A year later, in November 2022, the FAA denied Amazon’s request. The agency said Amazon did not provide sufficient data to show that the MK27-2 could operate safely under those conditions.
“Full stability and reliability criteria have not been established to allow people to fly over or near them,” the FAA said.
It was a stunning blow for Amazon. In early 2022, the company was so confident that the FAA would soon lift the restrictions, according to five employees, that it temporarily moved about three dozen employees to live in hotels and Airbnb accommodations in the area of Pendleton, a small town in rural eastern Oregon. paid for.
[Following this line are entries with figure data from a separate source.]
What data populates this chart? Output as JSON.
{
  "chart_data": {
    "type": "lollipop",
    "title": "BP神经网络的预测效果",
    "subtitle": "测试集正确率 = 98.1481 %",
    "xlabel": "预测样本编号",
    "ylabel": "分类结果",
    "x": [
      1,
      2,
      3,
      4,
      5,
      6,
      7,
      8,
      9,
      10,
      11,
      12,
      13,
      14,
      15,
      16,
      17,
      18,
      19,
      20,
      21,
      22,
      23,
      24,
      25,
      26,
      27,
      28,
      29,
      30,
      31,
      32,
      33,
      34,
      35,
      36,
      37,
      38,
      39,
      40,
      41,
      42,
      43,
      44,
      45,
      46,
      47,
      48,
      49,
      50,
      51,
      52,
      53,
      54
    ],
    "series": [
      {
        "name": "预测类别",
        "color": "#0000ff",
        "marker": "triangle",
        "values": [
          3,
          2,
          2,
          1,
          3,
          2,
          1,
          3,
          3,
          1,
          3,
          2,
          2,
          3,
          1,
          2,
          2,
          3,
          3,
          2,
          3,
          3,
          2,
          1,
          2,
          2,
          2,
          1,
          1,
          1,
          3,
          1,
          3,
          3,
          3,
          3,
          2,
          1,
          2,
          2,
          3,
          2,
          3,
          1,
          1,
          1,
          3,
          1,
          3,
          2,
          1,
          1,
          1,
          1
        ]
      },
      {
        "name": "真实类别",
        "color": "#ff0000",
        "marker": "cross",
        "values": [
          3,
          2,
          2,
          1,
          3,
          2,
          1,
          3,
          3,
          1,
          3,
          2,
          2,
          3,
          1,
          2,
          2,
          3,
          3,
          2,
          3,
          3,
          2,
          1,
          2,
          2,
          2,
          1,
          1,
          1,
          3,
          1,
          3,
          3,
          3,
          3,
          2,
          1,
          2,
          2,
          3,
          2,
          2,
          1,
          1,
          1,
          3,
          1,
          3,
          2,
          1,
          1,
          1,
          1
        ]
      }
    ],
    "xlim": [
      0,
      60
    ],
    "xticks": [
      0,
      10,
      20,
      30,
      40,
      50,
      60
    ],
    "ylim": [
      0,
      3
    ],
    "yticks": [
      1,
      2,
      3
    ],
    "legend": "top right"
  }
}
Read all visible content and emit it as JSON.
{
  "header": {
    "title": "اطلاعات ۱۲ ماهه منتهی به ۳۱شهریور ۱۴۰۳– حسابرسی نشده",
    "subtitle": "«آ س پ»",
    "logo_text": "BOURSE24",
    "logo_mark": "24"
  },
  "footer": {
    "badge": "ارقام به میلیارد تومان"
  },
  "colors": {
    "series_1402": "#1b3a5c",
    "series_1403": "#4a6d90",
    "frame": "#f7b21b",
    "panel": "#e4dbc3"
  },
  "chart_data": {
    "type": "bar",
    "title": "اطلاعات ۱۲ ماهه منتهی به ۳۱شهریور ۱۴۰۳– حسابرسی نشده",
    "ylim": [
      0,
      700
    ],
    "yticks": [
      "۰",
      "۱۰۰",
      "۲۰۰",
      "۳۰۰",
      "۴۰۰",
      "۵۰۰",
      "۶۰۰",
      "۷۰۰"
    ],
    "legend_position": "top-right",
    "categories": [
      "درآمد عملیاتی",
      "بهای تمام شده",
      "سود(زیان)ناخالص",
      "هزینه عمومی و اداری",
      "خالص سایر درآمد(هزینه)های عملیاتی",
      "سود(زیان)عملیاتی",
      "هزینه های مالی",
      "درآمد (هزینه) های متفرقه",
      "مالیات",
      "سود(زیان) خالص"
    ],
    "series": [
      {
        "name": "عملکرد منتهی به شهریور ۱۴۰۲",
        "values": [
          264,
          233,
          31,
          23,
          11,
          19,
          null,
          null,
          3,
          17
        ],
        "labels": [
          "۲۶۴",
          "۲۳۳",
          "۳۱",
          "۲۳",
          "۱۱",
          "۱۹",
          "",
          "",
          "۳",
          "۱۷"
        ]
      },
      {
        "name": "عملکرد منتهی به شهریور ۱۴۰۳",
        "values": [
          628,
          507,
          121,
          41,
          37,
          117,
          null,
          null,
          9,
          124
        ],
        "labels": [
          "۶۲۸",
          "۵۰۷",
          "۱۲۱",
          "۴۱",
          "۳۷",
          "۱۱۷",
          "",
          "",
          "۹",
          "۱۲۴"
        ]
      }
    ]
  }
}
It’s about a three-hour drive from Portland.
Employees said that upon lifting the restrictions, Amazon intends to move workers to Lockford and College Station, with the goal of starting deliveries in the summer of 2022.
But by October, the Pendleton crew was still “living out of their suitcases”, said one employee, while the company paid for their room and board.
The following month, Prime Air transferred the employees to their respective sites, right after the FAA rejected Amazon’s crackdown attempt. But the company chose to go ahead anyway. On Christmas Eve, Carbon announced in a linkedin post That Prime Air made its first deliveries to College Station and Lockford.
“These are the first careful steps that we will turn into giant leaps for our customers over the next several years,” Karbonn wrote.
Boschetti said Prime Air’s delivery team received “extensive training” at the Pendleton flight test facility before being dispatched to delivery locations.
Former employees said some employees saw the launch as a rushed effort and questioned how the service would be able to operate at all without the ability to fly over roads or cars.
What’s more, Prime Air’s small customer base isn’t driving demand at all. At the Lockford site, employees routinely contact the two households eligible for delivery to remind them to place orders, and Amazon incentivizes them with gift cards, according to two people familiar with the situation.
Meanwhile, Amazon is working on the development of its next generation Prime Air drone called the MK30, and known internally as the CX-3. At an event in Boston in November, Carbon unveiled a mockup of the unmanned aircraft, which is said to be lighter and quieter than the MK27-2.
By January, Carbone was still expressing optimism in his weekly AC/DC chat. He said Prime Air has a goal of making 10,000 deliveries between its two test sites this year, even as the D&R campaign remains unfinished and the FAA limits are firmly enforced.
Carbone acknowledged that JC is enforcing that Prime Air “isn’t immune to cost savings”, but he seemed unimpressed.
“This year is going to be a big year,” Carbone said. “We have a lot going on.”
The MK30, which is expected to launch in 2024, will have to go through the same regulatory process, including a separate D&R campaign, as well as so-called type certification, an even more stringent FAA benchmark that allows a company to mass-produce a drone. allows to do.
This is not a distinction that the FAA hands out quickly. The only one out of all the drone manufacturers willing to commercially distribute Has received Type Certification – A startup called Matternet.